I am reading Eisenbud's Commutative Algebra. The following is the proof I am trying to understand.
My question is the second sentence in the proof.
I understand that a power of $P_P$ annihilates $M_P$. However, to conclude $M_P$ is of finite length using Corollary 2.17, I need to know that $P_P$ is maximal in $R_P$. I really have no idea why $P_P$ is maximal in $R_P$. All I know is that it is a minimal prime containing $I_P$.
Do I miss something really obvious? Thanks!
EDIT: I found the answer, so I will put it below.
The thing I missed is the correspondence between primes in $R$ and primes in $R_P$.
Now, suppose $PR_P\subset Q^*\subsetneq R_P$, where $Q^*$ is prime.
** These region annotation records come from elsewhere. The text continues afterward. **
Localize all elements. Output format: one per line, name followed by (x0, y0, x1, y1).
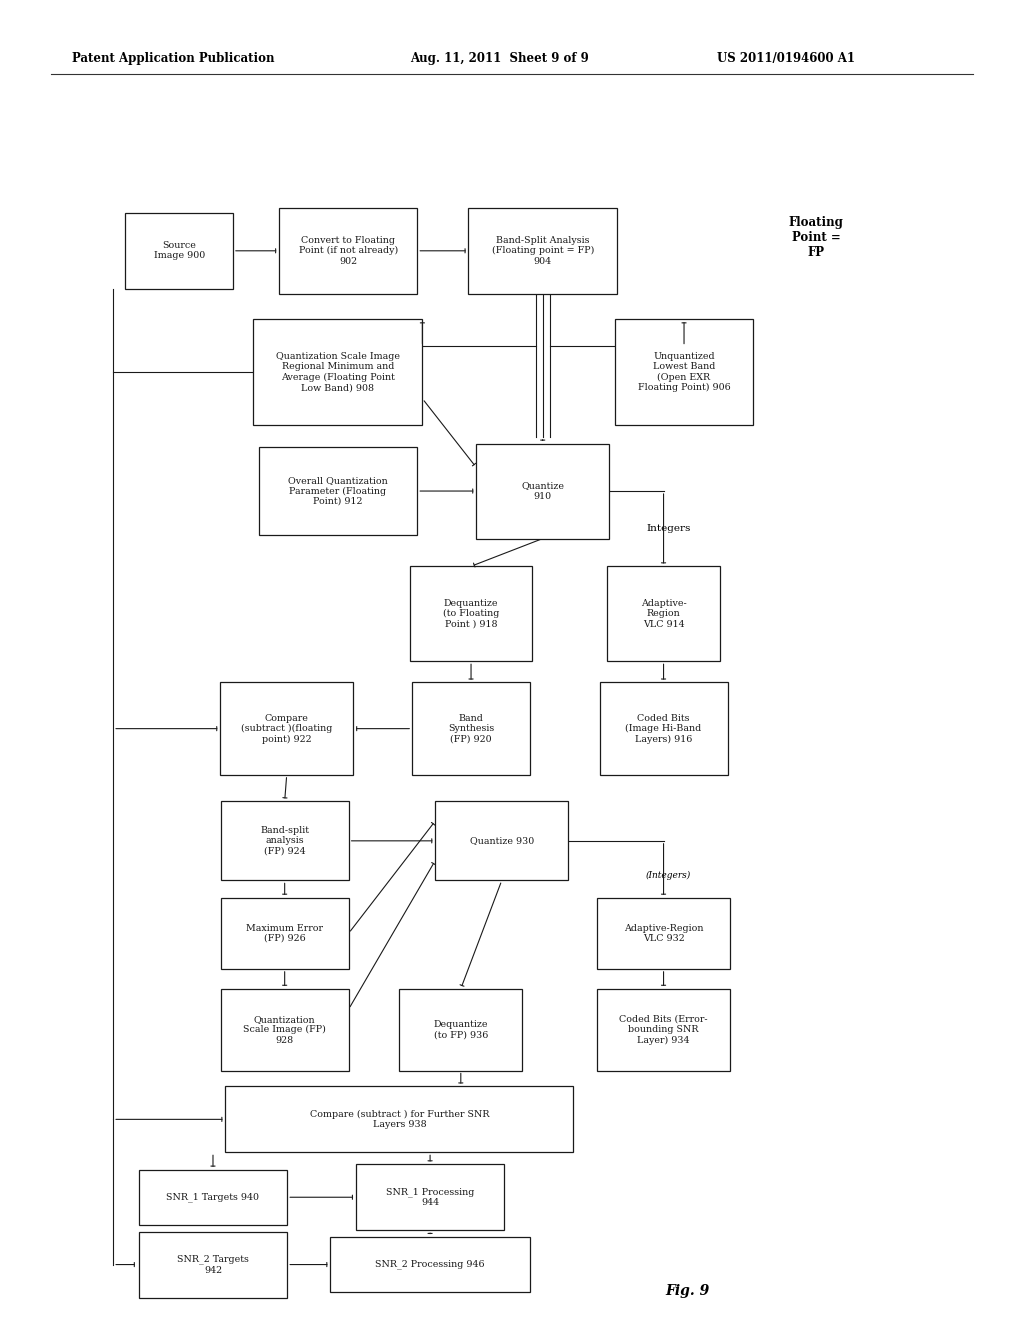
Bar (597, 898, 730, 969)
Text: Quantize
910: Quantize 910 (521, 482, 564, 500)
Text: Quantization Scale Image
Regional Minimum and
Average (Floating Point
Low Band) : Quantization Scale Image Regional Minimu… (275, 352, 400, 392)
Bar (221, 898, 348, 969)
Text: Overall Quantization
Parameter (Floating
Point) 912: Overall Quantization Parameter (Floating… (288, 477, 388, 506)
Bar (221, 989, 348, 1071)
Text: Integers: Integers (646, 524, 691, 533)
Text: Source
Image 900: Source Image 900 (154, 242, 205, 260)
Text: SNR_2 Targets
942: SNR_2 Targets 942 (177, 1254, 249, 1275)
Text: SNR_1 Targets 940: SNR_1 Targets 940 (167, 1192, 259, 1203)
Text: Fig. 9: Fig. 9 (666, 1284, 710, 1298)
Text: SNR_2 Processing 946: SNR_2 Processing 946 (375, 1259, 485, 1270)
Bar (412, 682, 530, 775)
Bar (221, 801, 348, 880)
Bar (399, 989, 522, 1071)
Text: Coded Bits (Error-
bounding SNR
Layer) 934: Coded Bits (Error- bounding SNR Layer) 9… (620, 1015, 708, 1044)
Bar (607, 566, 720, 661)
Text: Patent Application Publication: Patent Application Publication (72, 51, 274, 65)
Text: Compare (subtract ) for Further SNR
Layers 938: Compare (subtract ) for Further SNR Laye… (309, 1110, 489, 1129)
Bar (220, 682, 353, 775)
Bar (139, 1170, 287, 1225)
Bar (614, 319, 754, 425)
Bar (330, 1237, 530, 1292)
Text: Adaptive-
Region
VLC 914: Adaptive- Region VLC 914 (641, 599, 686, 628)
Bar (600, 682, 727, 775)
Bar (125, 213, 232, 289)
Text: Dequantize
(to FP) 936: Dequantize (to FP) 936 (433, 1020, 488, 1039)
Text: Quantization
Scale Image (FP)
928: Quantization Scale Image (FP) 928 (244, 1015, 326, 1044)
Text: Band-Split Analysis
(Floating point = FP)
904: Band-Split Analysis (Floating point = FP… (492, 236, 594, 265)
Bar (258, 447, 418, 535)
Text: Band
Synthesis
(FP) 920: Band Synthesis (FP) 920 (447, 714, 495, 743)
Text: Aug. 11, 2011  Sheet 9 of 9: Aug. 11, 2011 Sheet 9 of 9 (410, 51, 589, 65)
Text: Adaptive-Region
VLC 932: Adaptive-Region VLC 932 (624, 924, 703, 942)
Text: Dequantize
(to Floating
Point ) 918: Dequantize (to Floating Point ) 918 (442, 599, 500, 628)
Bar (279, 207, 418, 293)
Bar (410, 566, 532, 661)
Bar (225, 1086, 573, 1152)
Bar (469, 207, 616, 293)
Bar (597, 989, 730, 1071)
Bar (476, 444, 609, 539)
Text: Unquantized
Lowest Band
(Open EXR
Floating Point) 906: Unquantized Lowest Band (Open EXR Floati… (638, 352, 730, 392)
Bar (356, 1164, 504, 1230)
Text: Convert to Floating
Point (if not already)
902: Convert to Floating Point (if not alread… (299, 236, 397, 265)
Bar (435, 801, 568, 880)
Text: Maximum Error
(FP) 926: Maximum Error (FP) 926 (246, 924, 324, 942)
Text: Quantize 930: Quantize 930 (470, 837, 534, 845)
Text: US 2011/0194600 A1: US 2011/0194600 A1 (717, 51, 855, 65)
Text: Compare
(subtract )(floating
point) 922: Compare (subtract )(floating point) 922 (241, 714, 333, 743)
Bar (254, 319, 422, 425)
Bar (139, 1232, 287, 1298)
Text: Band-split
analysis
(FP) 924: Band-split analysis (FP) 924 (260, 826, 309, 855)
Text: SNR_1 Processing
944: SNR_1 Processing 944 (386, 1187, 474, 1208)
Text: Floating
Point =
FP: Floating Point = FP (788, 216, 844, 259)
Text: Coded Bits
(Image Hi-Band
Layers) 916: Coded Bits (Image Hi-Band Layers) 916 (626, 714, 701, 743)
Text: (Integers): (Integers) (646, 871, 691, 880)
By the correspondence, we have another prime $Q$ in $R_P$ such that $Q\subset P\subset R$. If we can show that $PR_P$ corresponds to $P$, we have $P\subset Q$, so that $P=Q$, proving that $P_P$ is maximal.
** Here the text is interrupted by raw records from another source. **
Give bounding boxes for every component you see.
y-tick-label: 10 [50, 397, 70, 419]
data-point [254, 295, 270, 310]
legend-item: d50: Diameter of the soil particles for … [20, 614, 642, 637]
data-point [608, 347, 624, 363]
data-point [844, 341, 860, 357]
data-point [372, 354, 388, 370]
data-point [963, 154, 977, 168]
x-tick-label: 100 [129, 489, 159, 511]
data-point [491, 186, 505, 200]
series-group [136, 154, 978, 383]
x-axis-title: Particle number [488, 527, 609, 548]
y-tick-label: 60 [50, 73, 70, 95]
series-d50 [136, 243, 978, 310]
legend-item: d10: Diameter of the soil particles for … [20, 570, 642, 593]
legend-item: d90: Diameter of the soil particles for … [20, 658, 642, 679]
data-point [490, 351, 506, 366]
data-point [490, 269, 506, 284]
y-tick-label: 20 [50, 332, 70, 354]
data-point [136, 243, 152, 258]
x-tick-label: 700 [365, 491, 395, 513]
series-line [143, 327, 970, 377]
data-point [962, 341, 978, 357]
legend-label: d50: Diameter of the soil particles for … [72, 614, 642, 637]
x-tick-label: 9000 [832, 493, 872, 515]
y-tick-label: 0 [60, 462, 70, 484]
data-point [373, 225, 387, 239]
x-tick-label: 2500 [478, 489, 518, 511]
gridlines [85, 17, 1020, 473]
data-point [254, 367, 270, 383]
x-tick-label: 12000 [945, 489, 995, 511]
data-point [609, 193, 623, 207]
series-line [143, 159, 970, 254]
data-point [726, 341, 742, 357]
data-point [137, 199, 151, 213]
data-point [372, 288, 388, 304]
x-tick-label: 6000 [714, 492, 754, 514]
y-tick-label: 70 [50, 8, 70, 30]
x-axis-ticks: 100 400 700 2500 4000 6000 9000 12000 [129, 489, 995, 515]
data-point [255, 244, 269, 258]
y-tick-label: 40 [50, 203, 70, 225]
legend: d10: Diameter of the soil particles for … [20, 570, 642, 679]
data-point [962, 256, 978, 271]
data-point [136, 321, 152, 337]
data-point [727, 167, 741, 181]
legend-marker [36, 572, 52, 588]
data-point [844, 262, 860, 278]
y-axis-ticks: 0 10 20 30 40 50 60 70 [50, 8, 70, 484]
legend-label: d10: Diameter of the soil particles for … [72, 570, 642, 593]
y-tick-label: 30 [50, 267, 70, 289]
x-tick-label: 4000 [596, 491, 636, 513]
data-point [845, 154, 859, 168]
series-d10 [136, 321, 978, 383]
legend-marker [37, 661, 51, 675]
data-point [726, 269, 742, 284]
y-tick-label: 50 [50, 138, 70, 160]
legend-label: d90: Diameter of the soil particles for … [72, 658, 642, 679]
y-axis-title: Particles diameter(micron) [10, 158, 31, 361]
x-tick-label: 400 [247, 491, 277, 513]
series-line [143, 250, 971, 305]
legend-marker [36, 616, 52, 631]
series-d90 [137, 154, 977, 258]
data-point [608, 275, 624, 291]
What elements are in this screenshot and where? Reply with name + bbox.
Clearly, $P\subset\varphi^{-1}(PR_P)$. If $r\in\varphi^{-1}(PR_P)$, then $r/1=r'/s'$ for some $r'\in P$ and $s'\notin P$. Therefore, $xs'r=xr'\in P$ for some $x\notin P$. Since $x,s'\notin P$, $r\in P$. Therefore, $\varphi^{-1}(PR_P)=P$.
This correspondence also shows that $PR_P$ is the only maximal ideal in $R_P$, so that $R_P$ is a local ring.